Ausgelöst wurde die jetzige massive Krise im deutsch-türkischen Verhältnis vor allem durch die Pressemeldungen, daß der frühere belgische Ministerpräsident Martens am 4. März auf einem Treffen der Vorsitzenden der zumeist christlich-demokratischen Parteien, die sich zur Europäischen Volkspartei (EVP) zusammengeschlossen haben, eine Mitgliedschaft der Türkei in der EU kategorisch abgelehnt habe. Dies sei die übereinstimmende Auffassung der Teilnehmer, hieß es dazu. Der Name Martens wurde aber in den türkischen Medien nur noch nebenbei erwähnt.

Obwohl das Treffen der EVP ein "vertrauliches" war, verbreitete sich sehr schnell die Nachricht, daß auch Kanzler Kohl sich "aufgrund zivilisatorischer Differenzen" gegen die Aufnahme der Türkei in die EU ausgesprochen habe und dieses Land als ein "asiatisches" charakterisierte. Die Dementis aus der deutschen Botschaft in Ankara lösten nicht weniger Verwirrung aus, da Joachim Bitterlich als Kohls wichtigster außenpolitischer Berater die Position des Kanzlers zeitgleich bestätigte. Inwieweit hier Bedenken vor einem weiteren starken Zuzug von Türken in die Bundesrepublik als Folge des EU-Freizügigkeitsgebots eine Rolle spielen, kann bislang nur vermutet werden. Man weiß in der Türkei jedenfalls, daß ohne Deutschland in Europa nichts läuft. Wenn nun der vermeintlich mächtigste Mann in Europa sagt, die Türkei mit ihren 65 Millionen Einwohnern sei ein "asiatisches Land" mit "fundamentalistischen Strömungen", so kann man sich gut vorstellen, wie gerade jenen Türken zumute ist, die in der europäischen Aufklärung ihr Ideal sehen und für die der formale Anschluß an Europa nicht nur eine Kassenfrage ist. "Geradezu mysteriös ist es", schrieb der ehemalige Chef der türkischen Zentralbank, Sadiklar, "wie die Türkei, die im Assoziierungsabkommen von 1963 als ein europäisches Land registriert wurde, nun 34 Jahre später von denselben Europäern nach Asien versetzt wird" (Hürriyet vom 15. März 1997).

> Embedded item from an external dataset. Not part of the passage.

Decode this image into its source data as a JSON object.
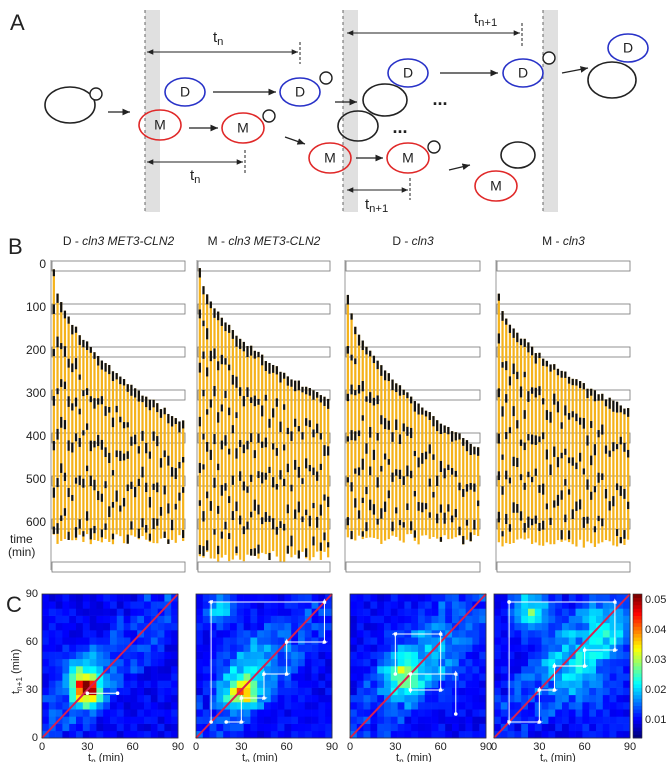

Mümtaz Soysal, ehemaliger Außenminister und Mitglied der Partei der nationalgesinnten demokratischen Linken Ecevits, folgt der kemalistischen Idee von "Verwestlichung" (Garblilaschmak), wenn er nationalistischen und islamistischen Vorwürfen einer "blinden Nachbeterei Europas" entgegenhält, daß die zivilisatorischen Errungenschaften dieses Kontinents entscheidend seien.

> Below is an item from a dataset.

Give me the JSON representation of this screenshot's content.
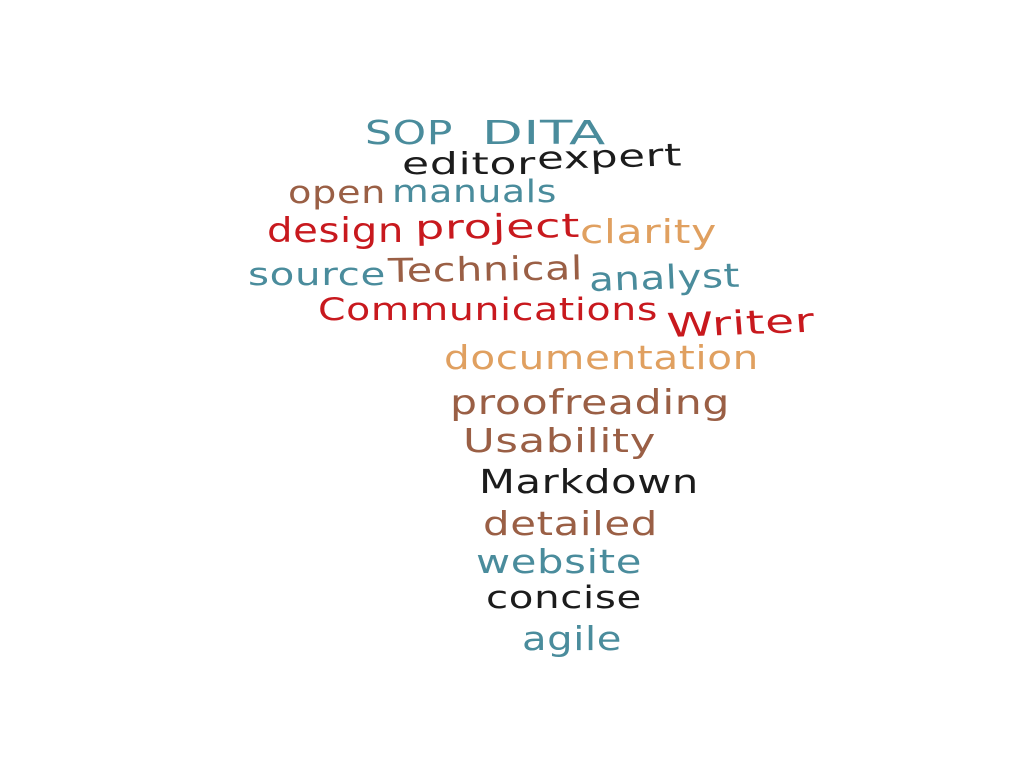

Allein diese Errungenschaften könnten die eigene Nation befähigen, "den häßlichen Arm desselben (europäischen; Anmerkung des Verfassers) Imperialismus fernzuhalten" (Cumhuriyet vom 12. März). Da Deutschland einerseits gegen eine türkisch-europäische Annäherung sei und andererseits allen reaktionären Bewegungen, von den islamischen Fundamentalisten bis zu kurdischen Chauvinisten aus Anatolien, Unterschlupf gewähre, seien Vorwürfe gegen die Politik Bonns nur konsequent, erklärte Soysal. Scheinheilig kritisierte im März auch ein Teil der Islamisten, die sonst bei jedem Gebet den "gottlosen Westen" verfluchen und von einer Weltherrschaft des Islam träumen, den "skandalösen Vorfall" auf dem EVP-Treffen. Die EU sei eben doch nur ein "Christenklub", ließen sie verlautbaren.

Da Erbakan von seiner Abneigung gegen die EU bis zu seiner Machtübernahme kein Hehl gemacht hat und phantastischen Bündnissen in der islamischen Welt nachhängt, kann man ihm wohl unterstellen, daß er die Verschlechterung des türkisch-deutschen Verhältnisses als Preis für seine außenpolitischen Vorstellungen begrüßt.